While the deal does not replace all of the budget cuts, it is a start. Under the proposal, the NDD cap for 2014 would increase to about $492 billion (up from $468 billion in 2013). If passed, the House and Senate Appropriations Committees would have discretion of which NDD programs to allocate these new dollars towards. Under that scenario, chances are favorable that funding for the National Institutes of Health (NIH), the biggest funder of medical research in the world, would be restored to 2012 levels of $30.8 billion—an increase of $1.1 billion in funding from 2013 levels. It is also possible NIH could even get a slight increase over 2012.

“This is a good deal for kidney disease patients,” said ASN President Sharon M. Moe, MD, FASN. “ASN is urging Congress to pass this legislation, and I hope lawmakers will move quickly to adopt it and pass a budget that restores funding to NIH.”

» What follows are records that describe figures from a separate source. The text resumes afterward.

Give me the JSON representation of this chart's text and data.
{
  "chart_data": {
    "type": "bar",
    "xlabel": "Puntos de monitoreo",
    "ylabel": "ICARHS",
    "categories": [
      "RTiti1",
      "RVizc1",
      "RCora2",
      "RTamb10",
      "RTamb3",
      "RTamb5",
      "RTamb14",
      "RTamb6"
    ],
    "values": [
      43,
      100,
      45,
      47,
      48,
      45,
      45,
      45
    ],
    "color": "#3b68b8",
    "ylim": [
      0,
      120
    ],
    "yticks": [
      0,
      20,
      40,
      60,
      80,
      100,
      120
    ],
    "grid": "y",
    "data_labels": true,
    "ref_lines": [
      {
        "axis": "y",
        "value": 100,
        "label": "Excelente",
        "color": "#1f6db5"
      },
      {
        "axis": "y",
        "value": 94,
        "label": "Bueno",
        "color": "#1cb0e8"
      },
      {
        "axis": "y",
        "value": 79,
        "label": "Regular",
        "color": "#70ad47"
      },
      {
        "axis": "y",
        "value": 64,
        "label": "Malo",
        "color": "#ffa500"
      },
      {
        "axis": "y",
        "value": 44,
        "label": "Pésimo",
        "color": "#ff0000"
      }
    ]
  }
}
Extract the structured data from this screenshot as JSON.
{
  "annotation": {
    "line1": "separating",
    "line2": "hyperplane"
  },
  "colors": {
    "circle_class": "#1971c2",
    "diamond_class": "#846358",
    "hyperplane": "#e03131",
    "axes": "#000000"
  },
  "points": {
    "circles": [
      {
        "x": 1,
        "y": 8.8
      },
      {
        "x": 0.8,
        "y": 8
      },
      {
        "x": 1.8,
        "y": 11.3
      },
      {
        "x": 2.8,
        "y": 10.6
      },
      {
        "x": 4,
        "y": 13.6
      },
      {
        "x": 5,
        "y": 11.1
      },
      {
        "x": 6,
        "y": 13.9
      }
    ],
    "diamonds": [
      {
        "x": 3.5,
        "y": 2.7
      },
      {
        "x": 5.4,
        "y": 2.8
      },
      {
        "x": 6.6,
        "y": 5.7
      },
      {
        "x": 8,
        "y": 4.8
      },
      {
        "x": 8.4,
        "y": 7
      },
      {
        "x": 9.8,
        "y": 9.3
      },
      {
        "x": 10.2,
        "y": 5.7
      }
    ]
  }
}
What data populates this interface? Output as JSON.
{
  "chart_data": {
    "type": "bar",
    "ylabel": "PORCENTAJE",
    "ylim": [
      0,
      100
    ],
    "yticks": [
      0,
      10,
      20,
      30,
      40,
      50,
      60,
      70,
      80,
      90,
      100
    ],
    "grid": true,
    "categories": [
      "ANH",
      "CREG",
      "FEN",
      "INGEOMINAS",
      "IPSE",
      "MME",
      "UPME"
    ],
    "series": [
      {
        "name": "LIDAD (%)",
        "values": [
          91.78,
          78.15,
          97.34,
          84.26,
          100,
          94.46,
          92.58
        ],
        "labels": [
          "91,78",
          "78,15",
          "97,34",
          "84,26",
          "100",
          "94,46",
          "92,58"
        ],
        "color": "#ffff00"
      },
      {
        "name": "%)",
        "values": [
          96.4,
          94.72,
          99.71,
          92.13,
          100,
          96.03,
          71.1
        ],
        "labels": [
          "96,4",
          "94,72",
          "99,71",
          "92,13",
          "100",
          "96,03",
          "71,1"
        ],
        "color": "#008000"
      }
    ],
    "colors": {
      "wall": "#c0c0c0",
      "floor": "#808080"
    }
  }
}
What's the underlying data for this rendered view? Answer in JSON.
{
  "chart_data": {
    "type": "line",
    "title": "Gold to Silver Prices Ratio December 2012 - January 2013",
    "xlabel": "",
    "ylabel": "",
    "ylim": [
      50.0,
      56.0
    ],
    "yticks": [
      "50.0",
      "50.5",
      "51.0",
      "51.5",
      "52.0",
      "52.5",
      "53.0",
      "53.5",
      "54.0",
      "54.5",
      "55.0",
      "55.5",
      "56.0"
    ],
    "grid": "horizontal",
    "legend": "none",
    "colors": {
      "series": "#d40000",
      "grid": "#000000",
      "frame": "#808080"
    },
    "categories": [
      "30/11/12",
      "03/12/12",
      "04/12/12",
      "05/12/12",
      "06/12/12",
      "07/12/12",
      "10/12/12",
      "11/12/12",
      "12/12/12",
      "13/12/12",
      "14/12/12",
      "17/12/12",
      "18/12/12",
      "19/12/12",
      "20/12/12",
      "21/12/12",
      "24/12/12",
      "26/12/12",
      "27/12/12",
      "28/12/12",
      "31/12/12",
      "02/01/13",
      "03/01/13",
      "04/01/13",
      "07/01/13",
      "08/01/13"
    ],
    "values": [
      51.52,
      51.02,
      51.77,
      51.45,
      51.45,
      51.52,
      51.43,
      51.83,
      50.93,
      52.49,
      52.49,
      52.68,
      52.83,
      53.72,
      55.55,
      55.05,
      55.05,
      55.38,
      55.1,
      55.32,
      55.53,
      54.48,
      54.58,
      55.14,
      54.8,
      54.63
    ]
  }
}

Advancing research is one of ASN’s central missions and public policy priorities for 2014. ASN’s research advocacy consists of congressional advocacy to raise awareness of and advocate for appropriations for kidney research, and advocacy within federal research agencies for support for kidney research.

ASN launches strategy for research advocacy

In 2014, ASN will implement an aggressive new research advocacy strategy. In addition to advocating for more NIH funding, ASN will ask Congress to direct the Government Accountability Office to develop a comprehensive report that assesses the adequacy of federal investments in kidney research relative to federal expenditures for kidney care. ASN plans to use the report to help bolster its new request for $1.5 billion for kidney research ($150 million over 10 years) above the current funding level.

ASN estimates based on publicly available data indicate that the annual combined total of all federal funding for kidney research is equivalent to less than 1 percent of the annual cost of kidney disease care. NIH is the largest source of federal funding for kidney research. In 2012, the agency awarded $556 million in grants, contracts, and other funding mechanisms for kidney research, which represents just 0.7 percent of the total cost of kidney care in the Medicare system.

In 2014, ASN will also double down on advocacy for more health disparity research funding. Researchers estimate that racial health disparities cost the United States $229 billion between 2003 and 2006. For instance, African Americans in the United States are on average up to four times more likely than other Americans to progress to kidney failure. NIH-supported research recently led to the exciting discovery that African Americans have mutations in the APOL1 gene, which may explain their higher rates of kidney disease. This discovery could lead to better prevention, therapies, and potentially even a cure, but that cannot happen without additional NIH funding for health disparities research.

Moreover, ASN will engage partners in the kidney community to develop a unified advocacy message to promote the public health burden of all kidney diseases and benefits of federal investments in research. During a first-ever meeting with most of the kidney patient and professional organizations at Kidney Week 2013, the participants present agreed on the need and importance of working together and committed to joint collaborations in 2014.

“I believe ASN’s thoughtful research advocacy strategy outlines a forceful approach that should improve funding for kidney research,” said ASN Treasurer-Secretary and Research Advocacy Committee Chair John R. Sedor, MD, FASN. “And while we’re all appreciative of the budget deal, that strategy will be more important than ever in what continues to be tough budget environment.”